The following post was written by Coco B.  who blogs at Running With Perseverance  and is part of POPSUGAR Select Fitness .
I've been running for almost 15 years, but until a few weeks ago I had done all of my speed workouts on the treadmill. Even though every training plan I've ever seen includes track workouts, I was too intimated by the terminology and too unsure of what to do to give it a try. I recently joined a running group that meets for weekly track workouts, so I finally had someone who could explain it all to me. Now that I've figured it out, I am excited to be able to take my speed workout outside.
If you are mystified by track workouts, here are some basics to get you started.
What the Numbers Mean
A track workout may be written out something like this:
6 x 400, 200 recovery
4 x 800, 400 recovery
3 x 1600, 600 recovery (or some combination of these and other variations)
To understand what this all means, it helps to keep in mind that one lap around a standard track is 400 meters (and four times around a track is equal to one mile). So, the first workout listed above is running fast for one lap around the track and then recovering for 1/2 lap before doing it again, for a total of six times.
Some plans will give you a target pace for each type of workout (based on a recent race finish time), while others are more loosely based on what would be your 5K pace, your 10K pace, etc. The important thing to keep in mind is that the longer the distance you are tasked at running fast, the slower your pace should be and also the longer your recovery should be.
When you get to the track, the first thing you should do is warm up. I like to start with a one-mile warmup (four easy laps around the track) and then spend a few minutes stretching. Before you start a speed workout, it also can be a good idea to do a few "striders," which is a fancy name for short sprints, such as sprinting the length of one straight segment of the track.
Once you are warmed up, it's time to knock out your speed workout. It shouldn't be easy, but if you have a hard time recovering for the next repeat, you might need to adjust your pace. And, if you feel any twinges that don't disappear after a few steps, it's probably a good idea to stop to make sure you aren't on the verge of injury.

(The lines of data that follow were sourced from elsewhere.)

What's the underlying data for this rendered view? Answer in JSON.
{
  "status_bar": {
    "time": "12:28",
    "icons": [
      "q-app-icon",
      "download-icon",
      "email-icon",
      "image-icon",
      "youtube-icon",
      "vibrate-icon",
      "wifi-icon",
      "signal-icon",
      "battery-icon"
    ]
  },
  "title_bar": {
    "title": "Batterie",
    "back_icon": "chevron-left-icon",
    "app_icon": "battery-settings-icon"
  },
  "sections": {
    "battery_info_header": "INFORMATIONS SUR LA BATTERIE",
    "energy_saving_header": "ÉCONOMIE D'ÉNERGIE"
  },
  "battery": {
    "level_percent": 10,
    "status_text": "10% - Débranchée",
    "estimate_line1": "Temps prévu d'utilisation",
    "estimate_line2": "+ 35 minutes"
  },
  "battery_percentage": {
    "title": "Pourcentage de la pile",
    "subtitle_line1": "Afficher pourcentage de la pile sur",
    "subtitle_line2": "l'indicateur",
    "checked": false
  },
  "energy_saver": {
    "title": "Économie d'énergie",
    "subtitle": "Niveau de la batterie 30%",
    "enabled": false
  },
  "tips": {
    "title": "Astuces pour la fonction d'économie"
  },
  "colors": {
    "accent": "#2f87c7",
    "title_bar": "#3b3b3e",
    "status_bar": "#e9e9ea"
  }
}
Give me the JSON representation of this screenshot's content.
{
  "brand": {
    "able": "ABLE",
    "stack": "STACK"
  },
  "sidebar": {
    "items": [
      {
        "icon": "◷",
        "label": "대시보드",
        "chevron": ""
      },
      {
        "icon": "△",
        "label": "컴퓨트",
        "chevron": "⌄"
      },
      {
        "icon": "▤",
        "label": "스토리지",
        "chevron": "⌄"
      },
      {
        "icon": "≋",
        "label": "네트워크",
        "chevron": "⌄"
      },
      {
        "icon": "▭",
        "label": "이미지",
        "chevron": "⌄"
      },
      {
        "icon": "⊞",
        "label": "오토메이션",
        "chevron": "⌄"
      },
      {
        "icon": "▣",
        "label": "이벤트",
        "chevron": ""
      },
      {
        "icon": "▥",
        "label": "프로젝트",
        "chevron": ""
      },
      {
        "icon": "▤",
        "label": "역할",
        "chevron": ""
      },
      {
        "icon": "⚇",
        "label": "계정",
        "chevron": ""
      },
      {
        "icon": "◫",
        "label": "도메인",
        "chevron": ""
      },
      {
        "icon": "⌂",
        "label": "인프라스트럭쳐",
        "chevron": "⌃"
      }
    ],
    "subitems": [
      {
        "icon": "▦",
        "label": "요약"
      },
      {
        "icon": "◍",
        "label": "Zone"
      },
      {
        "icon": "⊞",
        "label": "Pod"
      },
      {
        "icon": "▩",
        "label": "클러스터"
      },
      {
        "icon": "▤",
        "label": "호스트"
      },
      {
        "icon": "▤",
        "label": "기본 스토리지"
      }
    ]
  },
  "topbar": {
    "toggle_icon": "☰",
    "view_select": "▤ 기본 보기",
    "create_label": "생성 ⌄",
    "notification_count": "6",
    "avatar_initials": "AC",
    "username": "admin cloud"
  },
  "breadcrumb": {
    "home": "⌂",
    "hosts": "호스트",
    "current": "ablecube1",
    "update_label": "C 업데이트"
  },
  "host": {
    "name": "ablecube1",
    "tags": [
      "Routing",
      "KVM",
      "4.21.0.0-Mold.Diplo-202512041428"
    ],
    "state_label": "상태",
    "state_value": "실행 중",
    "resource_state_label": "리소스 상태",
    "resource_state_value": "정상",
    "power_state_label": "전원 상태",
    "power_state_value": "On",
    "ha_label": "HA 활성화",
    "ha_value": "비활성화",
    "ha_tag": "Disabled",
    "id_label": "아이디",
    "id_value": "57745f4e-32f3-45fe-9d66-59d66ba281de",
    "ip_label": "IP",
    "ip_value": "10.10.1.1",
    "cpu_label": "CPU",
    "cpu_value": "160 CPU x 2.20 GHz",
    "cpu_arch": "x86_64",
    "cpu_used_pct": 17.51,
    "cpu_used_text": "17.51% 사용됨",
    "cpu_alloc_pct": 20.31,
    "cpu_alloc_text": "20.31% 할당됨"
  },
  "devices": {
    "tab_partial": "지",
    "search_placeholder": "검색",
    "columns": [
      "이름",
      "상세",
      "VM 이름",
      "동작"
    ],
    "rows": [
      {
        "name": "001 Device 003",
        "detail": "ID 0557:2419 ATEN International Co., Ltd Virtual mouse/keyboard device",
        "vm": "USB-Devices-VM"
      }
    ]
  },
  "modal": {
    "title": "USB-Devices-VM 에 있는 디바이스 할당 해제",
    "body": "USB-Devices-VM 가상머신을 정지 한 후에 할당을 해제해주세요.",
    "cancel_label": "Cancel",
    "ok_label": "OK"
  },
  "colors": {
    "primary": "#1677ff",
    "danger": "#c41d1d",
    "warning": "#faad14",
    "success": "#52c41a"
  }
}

When you have done all of your repeats, you should run a few easy laps to cool down. Then you can finish your workout with some stretches and maybe even a few planks to strengthen your core.
Running Faster Outside
The first few times I ran at the track, I was surprised at how fast my pace was. Even though I feel like I push myself on the treadmill, I never would have set the treadmill speed that high. I think running naturally — without the forced mechanics of the treadmill belt — helps me feel more comfortable asking my body to go faster, and the fresh air and scenery at the track makes it that much more enjoyable.
Do you do speed workouts at the track?
How are you taking your workouts outside?